I am sure I don’t need to tell all of you that The FENG is a remarkable organization. It is also unusual in its tone.
If I had to come up with two reasons why things are different in The FENG than in the rest of the world, I would start with the fact that EVERYONE in The FENG was sponsored for membership. Because we are a circle of friends and not a fee for service, many of the things that we do for each other have no price associated with them. After all, what price could one place on friendship or acts of friendship, and how would someone go about coming up with a price structure. (Such are the things that occupy an accountant’s mind.)
The second thing that makes us different is that we don’t charge annual dues. We simply ask members who can afford it to send in contributions from time to time. Sure, money makes the world go around, but by making every effort to keep our expenses low, but more importantly because we are an army of volunteers, we are able to have a considerable impact on each other’s lives at an incredibly low out-of-pocket cost. (For anyone who would like to make a voluntary contribution, instructions appear on the last page of our newsletter every night, but I digress.)
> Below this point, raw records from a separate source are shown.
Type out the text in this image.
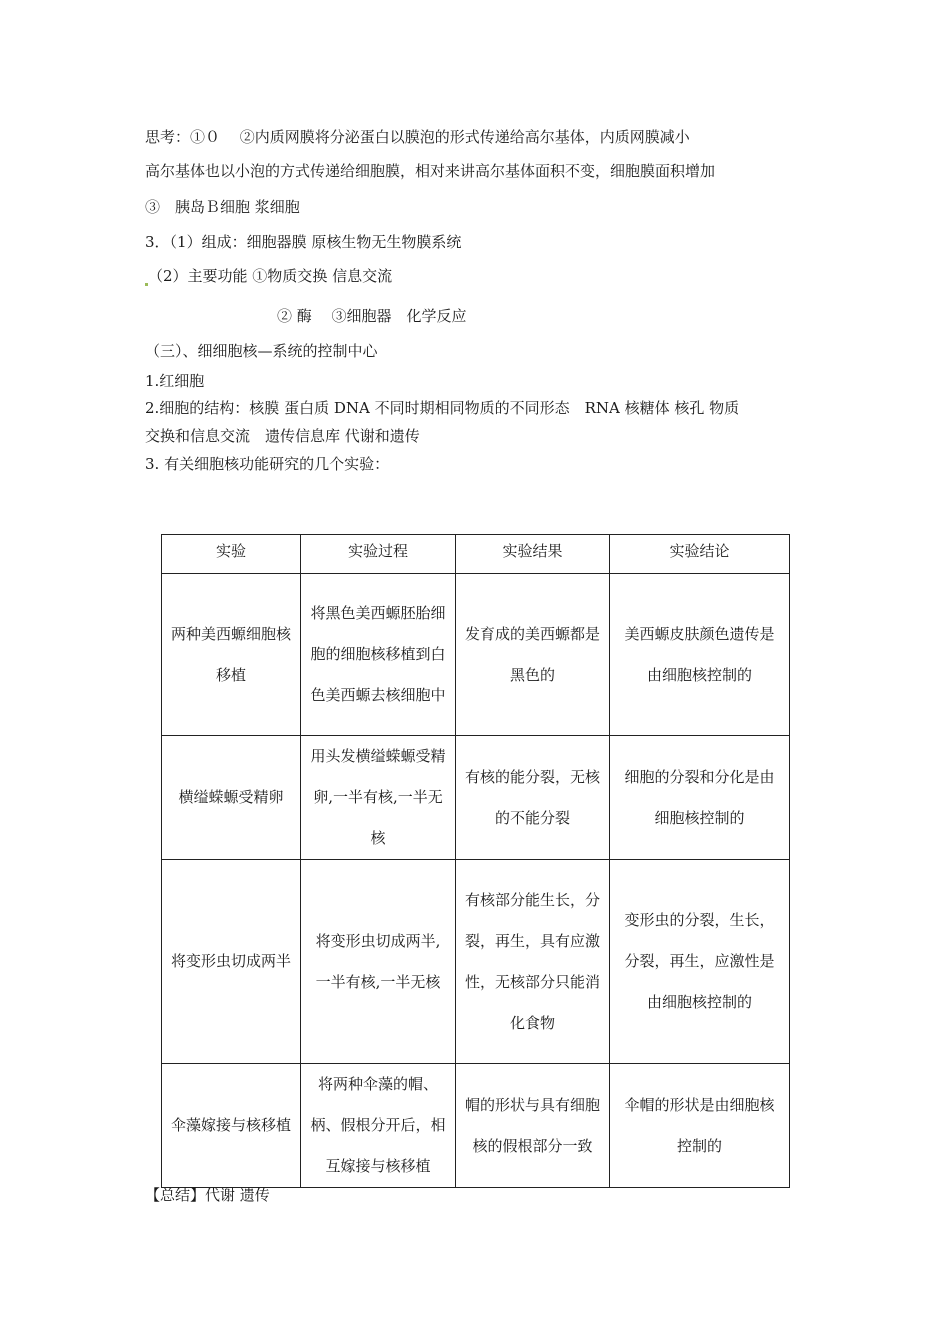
思考：①０　 ②内质网膜将分泌蛋白以膜泡的形式传递给高尔基体，内质网膜减小
高尔基体也以小泡的方式传递给细胞膜，相对来讲高尔基体面积不变，细胞膜面积增加
③　胰岛Ｂ细胞 浆细胞
3．（1）组成：细胞器膜 原核生物无生物膜系统
（2）主要功能 ①物质交换 信息交流
② 酶　 ③细胞器　化学反应
（三）、细细胞核—系统的控制中心
1.红细胞
2.细胞的结构：核膜 蛋白质 DNA 不同时期相同物质的不同形态　RNA 核糖体 核孔 物质
交换和信息交流　遗传信息库 代谢和遗传
3. 有关细胞核功能研究的几个实验：
实验	实验过程	实验结果	实验结论
两种美西螈细胞核移植	将黑色美西螈胚胎细胞的细胞核移植到白色美西螈去核细胞中	发育成的美西螈都是黑色的	美西螈皮肤颜色遗传是由细胞核控制的
横缢蝾螈受精卵	用头发横缢蝾螈受精卵,一半有核,一半无核	有核的能分裂，无核的不能分裂	细胞的分裂和分化是由细胞核控制的
将变形虫切成两半	将变形虫切成两半,一半有核,一半无核	有核部分能生长，分裂，再生，具有应激性，无核部分只能消化食物	变形虫的分裂，生长，分裂，再生，应激性是由细胞核控制的
伞藻嫁接与核移植	将两种伞藻的帽、柄、假根分开后，相互嫁接与核移植	帽的形状与具有细胞核的假根部分一致	伞帽的形状是由细胞核控制的
【总结】代谢 遗传
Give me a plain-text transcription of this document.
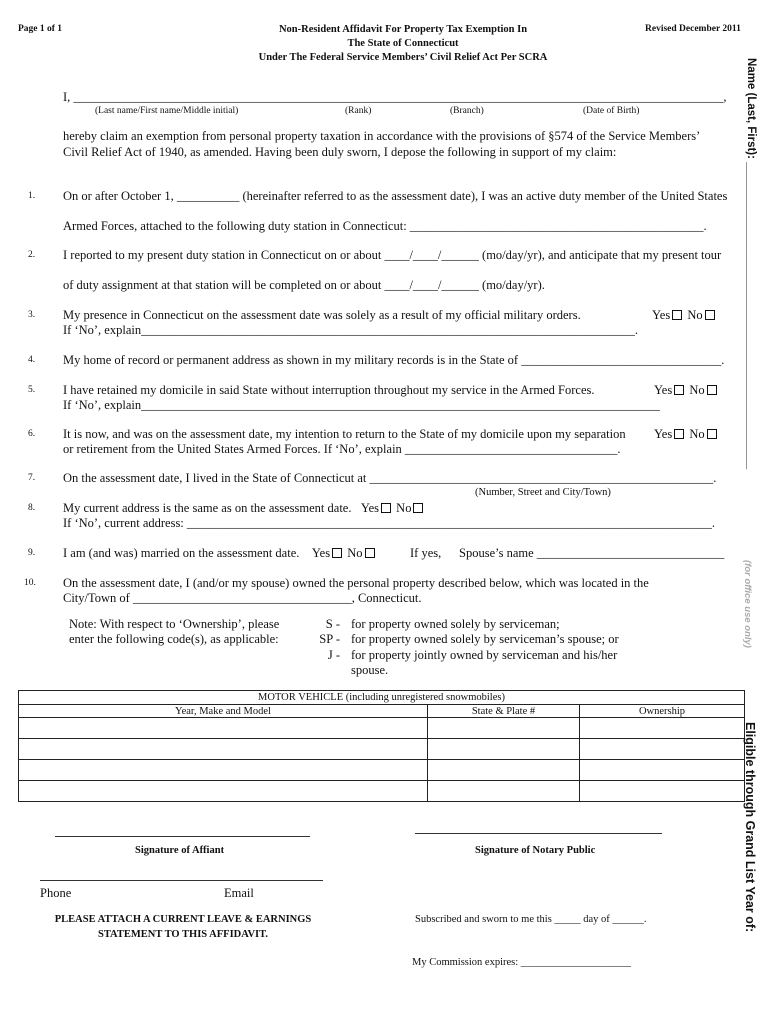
Page 1 of 1	Non-Resident Affidavit For Property Tax Exemption In
The State of Connecticut
Under The Federal Service Members’ Civil Relief Act Per SCRA
Revised December 2011
I, ________________________________________________________________________________________________________,
(Last name/First name/Middle initial)	(Rank)	(Branch)	(Date of Birth)
hereby claim an exemption from personal property taxation in accordance with the provisions of §574 of the Service Members’
Civil Relief Act of 1940, as amended. Having been duly sworn, I depose the following in support of my claim:
1. On or after October 1, __________ (hereinafter referred to as the assessment date), I was an active duty member of the United States
Armed Forces, attached to the following duty station in Connecticut: _______________________________________________.
2. I reported to my present duty station in Connecticut on or about ____/____/______ (mo/day/yr), and anticipate that my present tour
of duty assignment at that station will be completed on or about ____/____/______ (mo/day/yr).
3. My presence in Connecticut on the assessment date was solely as a result of my official military orders.	Yes No
If ‘No’, explain_______________________________________________________________________________.
4. My home of record or permanent address as shown in my military records is in the State of ________________________________.
5. I have retained my domicile in said State without interruption throughout my service in the Armed Forces.	Yes No
If ‘No’, explain___________________________________________________________________________________
6. It is now, and was on the assessment date, my intention to return to the State of my domicile upon my separation Yes No
or retirement from the United States Armed Forces. If ‘No’, explain __________________________________.
7. On the assessment date, I lived in the State of Connecticut at _______________________________________________________.
(Number, Street and City/Town)
8. My current address is the same as on the assessment date. Yes No
If ‘No’, current address: ____________________________________________________________________________________.
9. I am (and was) married on the assessment date. Yes No	If yes, Spouse’s name ______________________________
10. On the assessment date, I (and/or my spouse) owned the personal property described below, which was located in the
City/Town of ___________________________________, Connecticut.
Note: With respect to ‘Ownership’, please
enter the following code(s), as applicable:
S - for property owned solely by serviceman;
SP - for property owned solely by serviceman’s spouse; or
J - for property jointly owned by serviceman and his/her
spouse.
MOTOR VEHICLE (including unregistered snowmobiles)		
Year, Make and Model	State & Plate #	Ownership

Signature of Affiant	Signature of Notary Public
Phone	Email
PLEASE ATTACH A CURRENT LEAVE & EARNINGS
STATEMENT TO THIS AFFIDAVIT.
Subscribed and sworn to me this _____ day of ______.
My Commission expires: _____________________
Name (Last, First): ________________________________________________
(for office use only)
Eligible through Grand List Year of:
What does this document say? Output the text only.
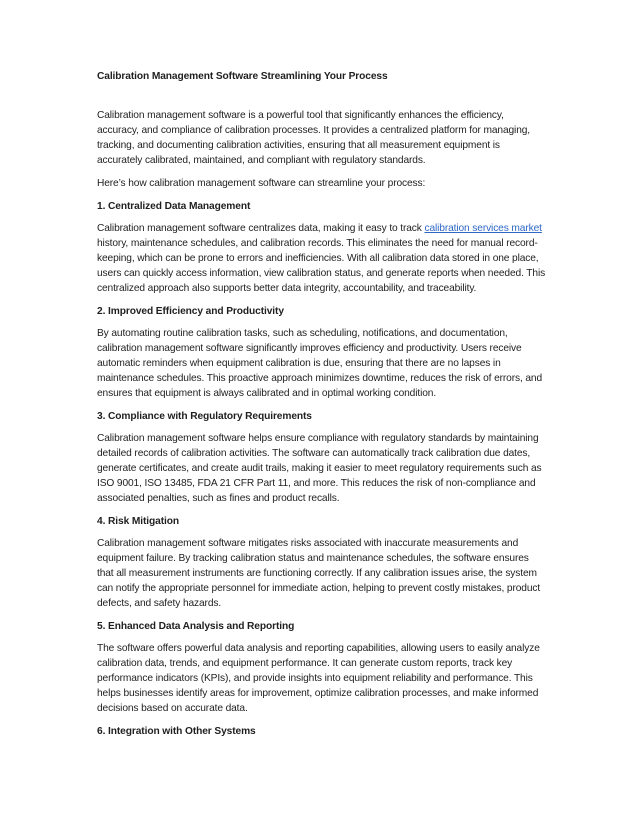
Calibration Management Software Streamlining Your Process

Calibration management software is a powerful tool that significantly enhances the efficiency, accuracy, and compliance of calibration processes. It provides a centralized platform for managing, tracking, and documenting calibration activities, ensuring that all measurement equipment is accurately calibrated, maintained, and compliant with regulatory standards.

Here’s how calibration management software can streamline your process:

1. Centralized Data Management

Calibration management software centralizes data, making it easy to track calibration services market history, maintenance schedules, and calibration records. This eliminates the need for manual record-keeping, which can be prone to errors and inefficiencies. With all calibration data stored in one place, users can quickly access information, view calibration status, and generate reports when needed. This centralized approach also supports better data integrity, accountability, and traceability.

2. Improved Efficiency and Productivity

By automating routine calibration tasks, such as scheduling, notifications, and documentation, calibration management software significantly improves efficiency and productivity. Users receive automatic reminders when equipment calibration is due, ensuring that there are no lapses in maintenance schedules. This proactive approach minimizes downtime, reduces the risk of errors, and ensures that equipment is always calibrated and in optimal working condition.

3. Compliance with Regulatory Requirements

Calibration management software helps ensure compliance with regulatory standards by maintaining detailed records of calibration activities. The software can automatically track calibration due dates, generate certificates, and create audit trails, making it easier to meet regulatory requirements such as ISO 9001, ISO 13485, FDA 21 CFR Part 11, and more. This reduces the risk of non-compliance and associated penalties, such as fines and product recalls.

4. Risk Mitigation

Calibration management software mitigates risks associated with inaccurate measurements and equipment failure. By tracking calibration status and maintenance schedules, the software ensures that all measurement instruments are functioning correctly. If any calibration issues arise, the system can notify the appropriate personnel for immediate action, helping to prevent costly mistakes, product defects, and safety hazards.

5. Enhanced Data Analysis and Reporting

The software offers powerful data analysis and reporting capabilities, allowing users to easily analyze calibration data, trends, and equipment performance. It can generate custom reports, track key performance indicators (KPIs), and provide insights into equipment reliability and performance. This helps businesses identify areas for improvement, optimize calibration processes, and make informed decisions based on accurate data.

6. Integration with Other Systems
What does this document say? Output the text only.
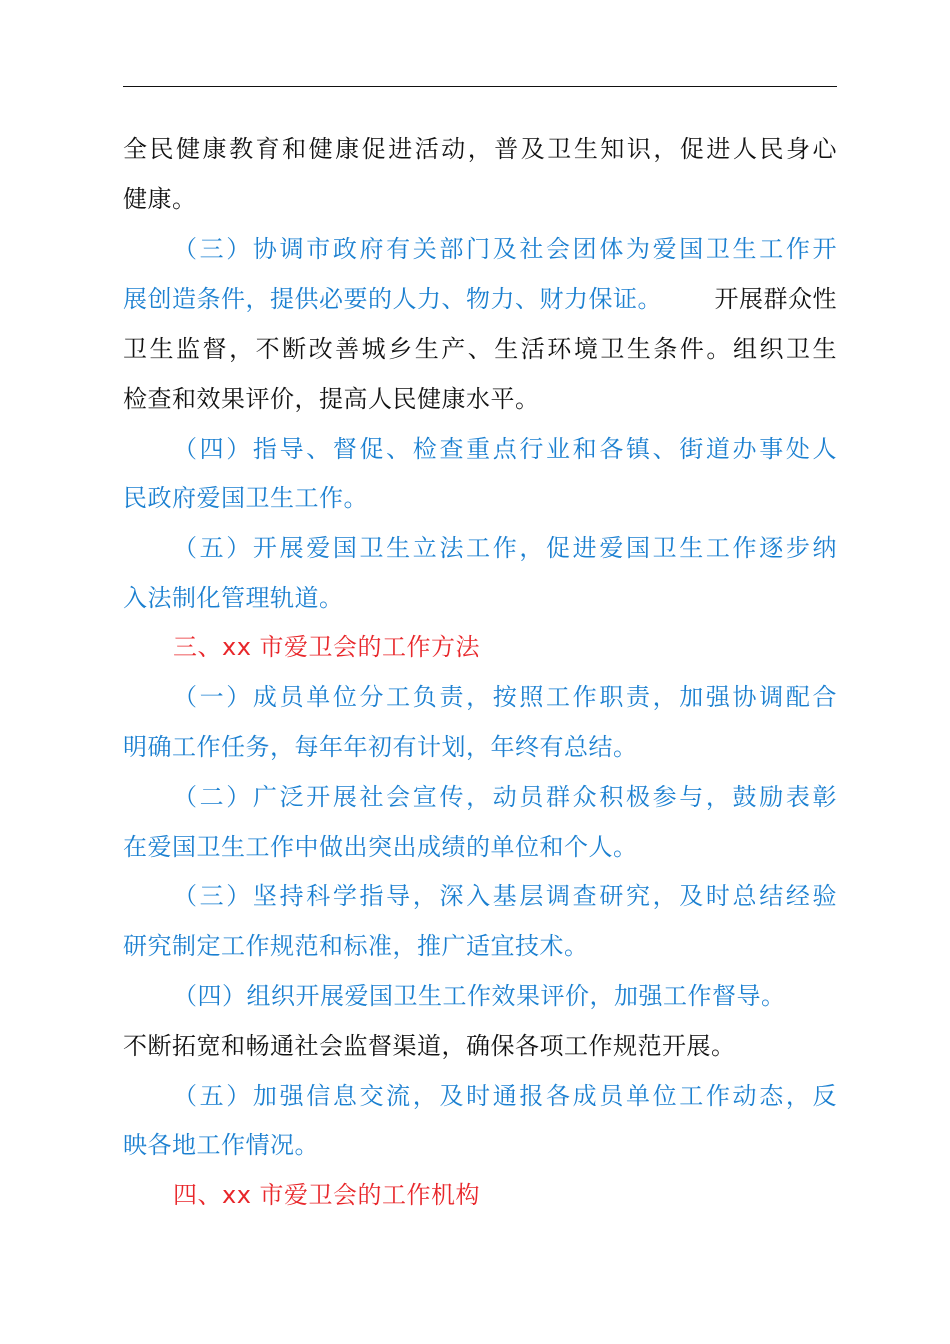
全民健康教育和健康促进活动，普及卫生知识，促进人民身心
健康。
（三）协调市政府有关部门及社会团体为爱国卫生工作开
展创造条件，提供必要的人力、物力、财力保证。	开展群众性
卫生监督，不断改善城乡生产、生活环境卫生条件。组织卫生
检查和效果评价，提高人民健康水平。
（四）指导、督促、检查重点行业和各镇、街道办事处人
民政府爱国卫生工作。
（五）开展爱国卫生立法工作，促进爱国卫生工作逐步纳
入法制化管理轨道。
三、xx 市爱卫会的工作方法
（一）成员单位分工负责，按照工作职责，加强协调配合
明确工作任务，每年年初有计划，年终有总结。
（二）广泛开展社会宣传，动员群众积极参与，鼓励表彰
在爱国卫生工作中做出突出成绩的单位和个人。
（三）坚持科学指导，深入基层调查研究，及时总结经验
研究制定工作规范和标准，推广适宜技术。
（四）组织开展爱国卫生工作效果评价，加强工作督导。
不断拓宽和畅通社会监督渠道，确保各项工作规范开展。
（五）加强信息交流，及时通报各成员单位工作动态，反
映各地工作情况。
四、xx 市爱卫会的工作机构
One of the features of our evening newsletter is our very popular “Members in need of assistance.” I don’t know about you, but I delight in the fact that there is a place where you can get just about any career or financial question answered. With a membership of over 37,000, the likelihood that some member of our august body will have the answer AND will contact you with it approaches certainty.
I would hope that all of you subscribe to the idea that if you draw down benefits you should make every attempt to “pay back.” As with every other aspect of The FENG, we try to make this as painless as possible, and in most cases downright enjoyable. (It won’t be like favors granted in the Godfather movie.)
The simple suggestion is if you post a request that might be of interest to others in our evening newsletter, you should do two things. First, you should thank all who call or write. This is the most important step. Everyone likes to hear “thank you,” and no one hears it often enough. If someone took the time out of their schedule to contact you, the least you can do is say thanks and follow up with a short note. (No need to blather on at length. Financial folks aren’t good at writing such notes and don’t actually enjoy reading a tome either.) If you would like to help reinforce this appropriate behavior of your fellow members so they will do more of it, this is the best way to make it happen.
Secondly, it would be nice if you paid back the ENTIRE organization by summarizing the ideas and suggestions that came your way so others could educate themselves too. Yes, some “Members in need of assistance” don’t lend themselves to this approach, and for those you get a “pass,” but for many I see in each night’s missive, there is the possibility of great substance being shared.
We should try to educate each other whenever there is an opportunity. Sharing our knowledge in the newsletter helps others make sense of what is going on, and helps you too. (A little 15 minutes of fame at the very least.) And, who knows, by publishing the results of the question you asked, you might even make a few new friends.
Take it from one who knows, you can never have enough friends. (Or be thin enough. But again, I digress.)